Lee Shulman dans son Studio parisien ©Vincent Lappartient

C’est dans son Studio créatif situé dans le Xe arrondissement de Paris que le réalisateur et collectionneur Lee Shulman trie et sélectionne toutes les diapositives envoyées, en majorité, d’Europe et d’outre-Atlantique pour alimenter ses archives dévoilées via The Anonymous Project. En effet, rien n’est jeté ! Entouré de son équipe, il s’attèle à la réalisation de nouveaux projets d’envergure prévus à l’étranger et partage le quotidien de son activité passion devenue, aujourd’hui, un travail à temps plein.

Si vous deviez définir le concept de "The Anonymous Project" en quelques mots…

C’est une mémoire collective. En tant que réalisateur, j’ai toujours travaillé dans ce principe de mémoire, d’images un peu rêvées… The Anonymous Project, c’est une collection et un projet artistique via des archives de photos d’amateurs et de diapositives qui datent des années 1950-1960-1970 et qui viennent plutôt d’Angleterre, d’Europe et des États-Unis. La diapositive était un médium très rare à l’époque et très en avance pour son temps. C’était la HD avant la HD ! Kodak a formé cette histoire du film qui était une façon de faire des images en couleur de famille très qualitatives. C’était aussi une période où le cinéma rentrait un peu à la maison et il y avait des séances de diapositives. Les années 1950 n’étaient pas un monde en noir et blanc ! Je vois des images très colorées, les gens portaient même des vêtements très colorés. La vie était très colorée ! Ce qui est intéressant dans ces images, ce sont les codes vintage et les émotions. J’ai fait ce projet de façon totalement organique. En partageant ces images, j’ai eu des retours du New York Times, par exemple, qui se demandait qui avait pris ces photos que leur équipe adorait ! Les gens ont mis beaucoup de temps à comprendre qu’il y avait des photographes amateurs derrière ces photos. C’était sûrement frustrant pour ceux qui souhaitaient connaître les noms, les dates… Le nom "The Anonymous Project" coulait de source car le côté anonyme me plaisait. Aujourd’hui, nous vivons, plus que jamais dans un monde de célébrités, ce qui parasite un peu le message. Il y a un aspect historique et sociologique de ces images très important. Je veux partager l’émotion de la photo.

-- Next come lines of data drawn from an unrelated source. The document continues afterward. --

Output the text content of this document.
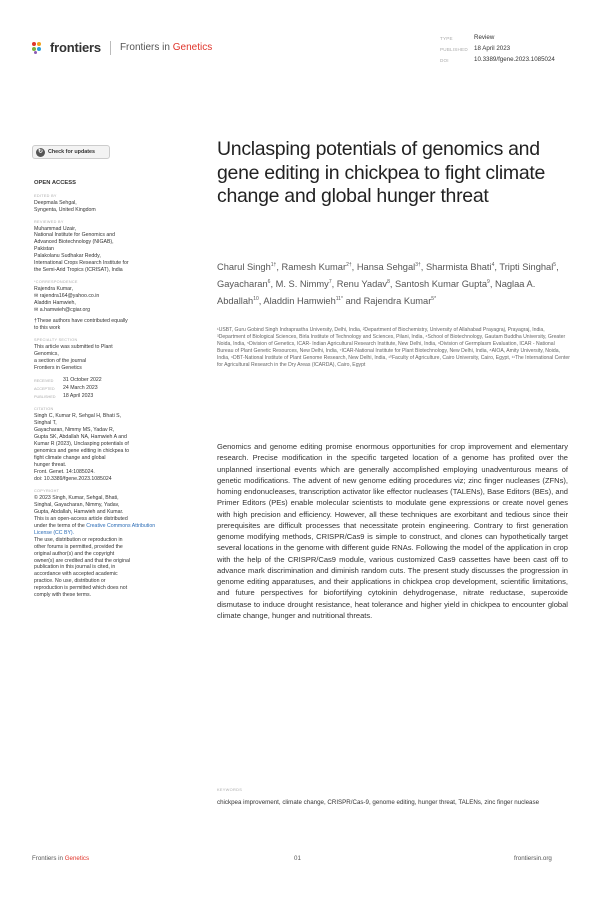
frontiers Frontiers in Genetics
TYPE	Review
PUBLISHED 18 April 2023
DOI	10.3389/fgene.2023.1085024
↻ Check for updates
OPEN ACCESS
EDITED BY
Deepmala Sehgal,
Syngenta, United Kingdom
REVIEWED BY
Muhammad Uzair,
National Institute for Genomics and
Advanced Biotechnology (NIGAB),
Pakistan
Palakolanu Sudhakar Reddy,
International Crops Research Institute for
the Semi-Arid Tropics (ICRISAT), India
*CORRESPONDENCE
Rajendra Kumar,
✉ rajendra164@yahoo.co.in
Aladdin Hamwieh,
✉ a.hamwieh@cgiar.org
†These authors have contributed equally
to this work
SPECIALTY SECTION
This article was submitted to Plant
Genomics,
a section of the journal
Frontiers in Genetics
RECEIVED	31 October 2022
ACCEPTED	24 March 2023
PUBLISHED	18 April 2023
CITATION
Singh C, Kumar R, Sehgal H, Bhati S,
Singhal T,
Gayacharan, Nimmy MS, Yadav R,
Gupta SK, Abdallah NA, Hamwieh A and
Kumar R (2023), Unclasping potentials of
genomics and gene editing in chickpea to
fight climate change and global
hunger threat.
Front. Genet. 14:1085024.
doi: 10.3389/fgene.2023.1085024
COPYRIGHT
© 2023 Singh, Kumar, Sehgal, Bhati,
Singhal, Gayacharan, Nimmy, Yadav,
Gupta, Abdallah, Hamwieh and Kumar.
This is an open-access article distributed
under the terms of the Creative Commons Attribution License (CC BY).
The use, distribution or reproduction in
other forums is permitted, provided the
original author(s) and the copyright
owner(s) are credited and that the original
publication in this journal is cited, in
accordance with accepted academic
practice. No use, distribution or
reproduction is permitted which does not
comply with these terms.
Unclasping potentials of genomics and gene editing in chickpea to fight climate change and global hunger threat
Charul Singh$^{1\dagger}$, Ramesh Kumar$^{2\dagger}$, Hansa Sehgal$^{3\dagger}$, Sharmista Bhati$^4$, Tripti Singhal$^5$, Gayacharan$^6$, M. S. Nimmy$^7$, Renu Yadav$^8$, Santosh Kumar Gupta$^9$, Naglaa A. Abdallah$^{10}$, Aladdin Hamwieh$^{11*}$ and Rajendra Kumar$^{5*}$
¹USBT, Guru Gobind Singh Indraprastha University, Delhi, India, ²Department of Biochemistry, University of Allahabad Prayagraj, Prayagraj, India, ³Department of Biological Sciences, Birla Institute of Technology and Sciences, Pilani, India, ⁴School of Biotechnology, Gautam Buddha University, Greater Noida, India, ⁵Division of Genetics, ICAR- Indian Agricultural Research Institute, New Delhi, India, ⁶Division of Germplasm Evaluation, ICAR - National Bureau of Plant Genetic Resources, New Delhi, India, ⁷ICAR-National Institute for Plant Biotechnology, New Delhi, India, ⁸AIOA, Amity University, Noida, India, ⁹DBT-National Institute of Plant Genome Research, New Delhi, India, ¹⁰Faculty of Agriculture, Cairo University, Cairo, Egypt, ¹¹The International Center for Agricultural Research in the Dry Areas (ICARDA), Cairo, Egypt
Genomics and genome editing promise enormous opportunities for crop improvement and elementary research. Precise modification in the specific targeted location of a genome has profited over the unplanned insertional events which are generally accomplished employing unadventurous means of genetic modifications. The advent of new genome editing procedures viz; zinc finger nucleases (ZFNs), homing endonucleases, transcription activator like effector nucleases (TALENs), Base Editors (BEs), and Primer Editors (PEs) enable molecular scientists to modulate gene expressions or create novel genes with high precision and efficiency. However, all these techniques are exorbitant and tedious since their prerequisites are difficult processes that necessitate protein engineering. Contrary to first generation genome modifying methods, CRISPR/Cas9 is simple to construct, and clones can hypothetically target several locations in the genome with different guide RNAs. Following the model of the application in crop with the help of the CRISPR/Cas9 module, various customized Cas9 cassettes have been cast off to advance mark discrimination and diminish random cuts. The present study discusses the progression in genome editing apparatuses, and their applications in chickpea crop development, scientific limitations, and future perspectives for biofortifying cytokinin dehydrogenase, nitrate reductase, superoxide dismutase to induce drought resistance, heat tolerance and higher yield in chickpea to encounter global climate change, hunger and nutritional threats.
KEYWORDS
chickpea improvement, climate change, CRISPR/Cas-9, genome editing, hunger threat, TALENs, zinc finger nuclease
Frontiers in Genetics	01	frontiersin.org
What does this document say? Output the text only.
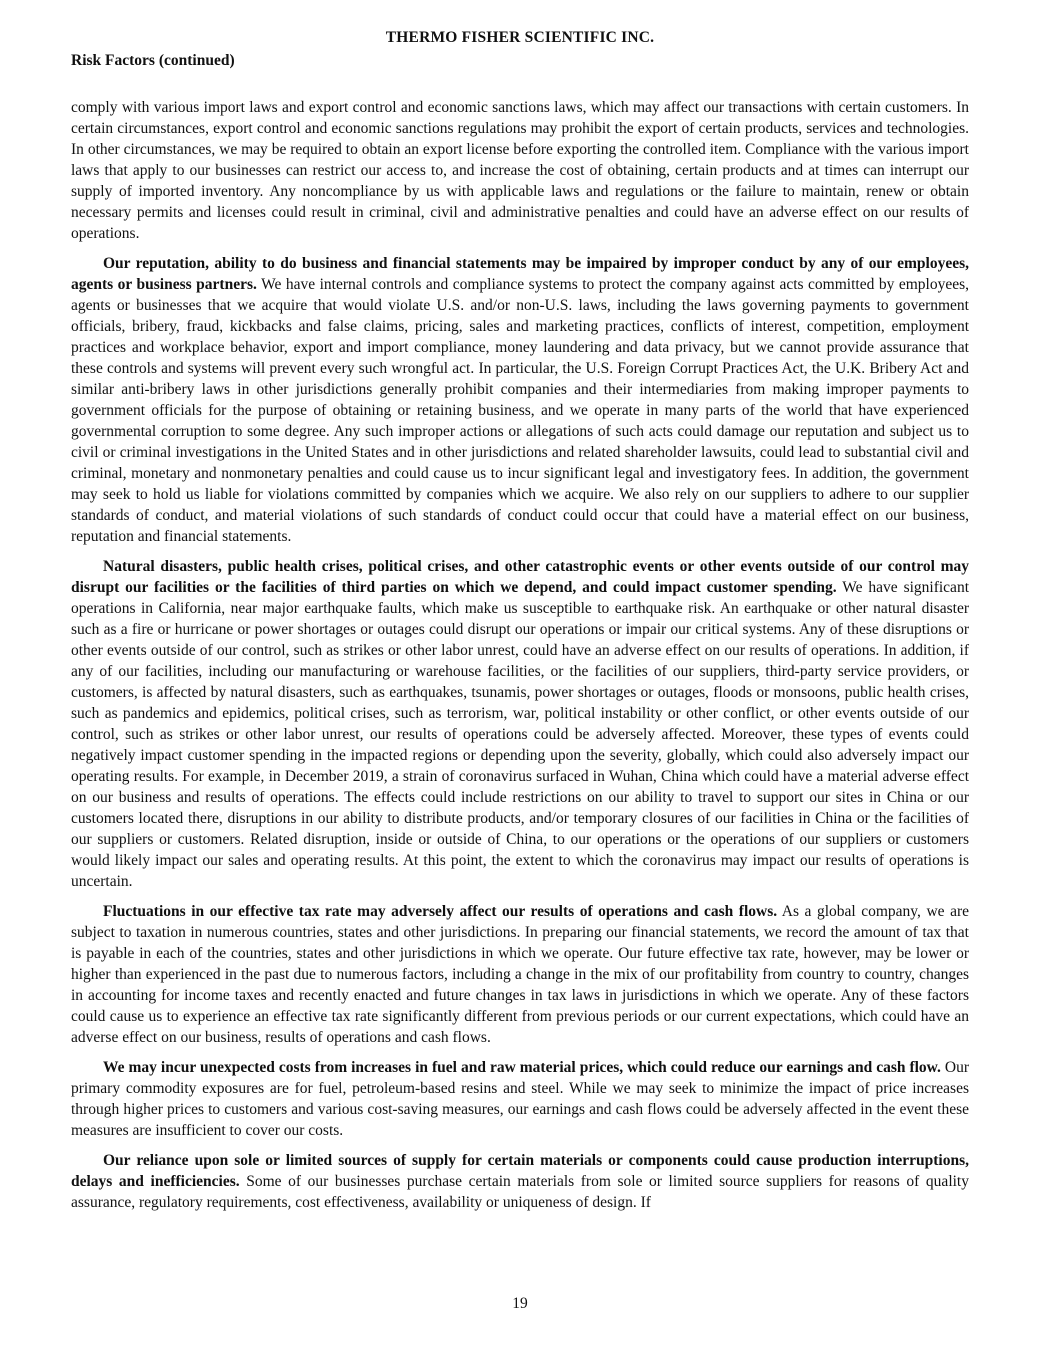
THERMO FISHER SCIENTIFIC INC.
Risk Factors (continued)

comply with various import laws and export control and economic sanctions laws, which may affect our transactions with certain customers. In certain circumstances, export control and economic sanctions regulations may prohibit the export of certain products, services and technologies. In other circumstances, we may be required to obtain an export license before exporting the controlled item. Compliance with the various import laws that apply to our businesses can restrict our access to, and increase the cost of obtaining, certain products and at times can interrupt our supply of imported inventory. Any noncompliance by us with applicable laws and regulations or the failure to maintain, renew or obtain necessary permits and licenses could result in criminal, civil and administrative penalties and could have an adverse effect on our results of operations.

Our reputation, ability to do business and financial statements may be impaired by improper conduct by any of our employees, agents or business partners. We have internal controls and compliance systems to protect the company against acts committed by employees, agents or businesses that we acquire that would violate U.S. and/or non-U.S. laws, including the laws governing payments to government officials, bribery, fraud, kickbacks and false claims, pricing, sales and marketing practices, conflicts of interest, competition, employment practices and workplace behavior, export and import compliance, money laundering and data privacy, but we cannot provide assurance that these controls and systems will prevent every such wrongful act. In particular, the U.S. Foreign Corrupt Practices Act, the U.K. Bribery Act and similar anti-bribery laws in other jurisdictions generally prohibit companies and their intermediaries from making improper payments to government officials for the purpose of obtaining or retaining business, and we operate in many parts of the world that have experienced governmental corruption to some degree. Any such improper actions or allegations of such acts could damage our reputation and subject us to civil or criminal investigations in the United States and in other jurisdictions and related shareholder lawsuits, could lead to substantial civil and criminal, monetary and nonmonetary penalties and could cause us to incur significant legal and investigatory fees. In addition, the government may seek to hold us liable for violations committed by companies which we acquire. We also rely on our suppliers to adhere to our supplier standards of conduct, and material violations of such standards of conduct could occur that could have a material effect on our business, reputation and financial statements.

Natural disasters, public health crises, political crises, and other catastrophic events or other events outside of our control may disrupt our facilities or the facilities of third parties on which we depend, and could impact customer spending. We have significant operations in California, near major earthquake faults, which make us susceptible to earthquake risk. An earthquake or other natural disaster such as a fire or hurricane or power shortages or outages could disrupt our operations or impair our critical systems. Any of these disruptions or other events outside of our control, such as strikes or other labor unrest, could have an adverse effect on our results of operations. In addition, if any of our facilities, including our manufacturing or warehouse facilities, or the facilities of our suppliers, third-party service providers, or customers, is affected by natural disasters, such as earthquakes, tsunamis, power shortages or outages, floods or monsoons, public health crises, such as pandemics and epidemics, political crises, such as terrorism, war, political instability or other conflict, or other events outside of our control, such as strikes or other labor unrest, our results of operations could be adversely affected. Moreover, these types of events could negatively impact customer spending in the impacted regions or depending upon the severity, globally, which could also adversely impact our operating results. For example, in December 2019, a strain of coronavirus surfaced in Wuhan, China which could have a material adverse effect on our business and results of operations. The effects could include restrictions on our ability to travel to support our sites in China or our customers located there, disruptions in our ability to distribute products, and/or temporary closures of our facilities in China or the facilities of our suppliers or customers. Related disruption, inside or outside of China, to our operations or the operations of our suppliers or customers would likely impact our sales and operating results. At this point, the extent to which the coronavirus may impact our results of operations is uncertain.

Fluctuations in our effective tax rate may adversely affect our results of operations and cash flows. As a global company, we are subject to taxation in numerous countries, states and other jurisdictions. In preparing our financial statements, we record the amount of tax that is payable in each of the countries, states and other jurisdictions in which we operate. Our future effective tax rate, however, may be lower or higher than experienced in the past due to numerous factors, including a change in the mix of our profitability from country to country, changes in accounting for income taxes and recently enacted and future changes in tax laws in jurisdictions in which we operate. Any of these factors could cause us to experience an effective tax rate significantly different from previous periods or our current expectations, which could have an adverse effect on our business, results of operations and cash flows.

We may incur unexpected costs from increases in fuel and raw material prices, which could reduce our earnings and cash flow. Our primary commodity exposures are for fuel, petroleum-based resins and steel. While we may seek to minimize the impact of price increases through higher prices to customers and various cost-saving measures, our earnings and cash flows could be adversely affected in the event these measures are insufficient to cover our costs.

Our reliance upon sole or limited sources of supply for certain materials or components could cause production interruptions, delays and inefficiencies. Some of our businesses purchase certain materials from sole or limited source suppliers for reasons of quality assurance, regulatory requirements, cost effectiveness, availability or uniqueness of design. If

19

Lee Shulman dans son Studio parisien ©Vincent Lappartient

Vous savez le nombre d’images d’archives que vous avez reçu depuis sa création en 2017 ?

Ça fait deux ans que je dis 800 000 donc j’ai arrêté de compter ! Je pense que c’est un million. Je reçois des lots de milliers de diapositives chaque semaine… Toutes les images ne sont pas insérées dans la collection, environs 25 000 sont dans les archives, je les utilise comme un corpus pour le travail que je réalise. Mais je garde tout !

C’est la plus grande collection de photographies au monde…

De photos, non ! Mais de photos amateurs ou de diapositives, sûrement ! C’est peut-être la première du monde mais on ne sait jamais s’il y a quelqu’un, quelque part en train de collectionner aussi ! [Rires]

"Martin Parr est l’un des héros de ma vie !"

Les images sont surprenantes, drôles mais aussi touchantes… Qu’est-ce qui retient votre attention sur une photographie ?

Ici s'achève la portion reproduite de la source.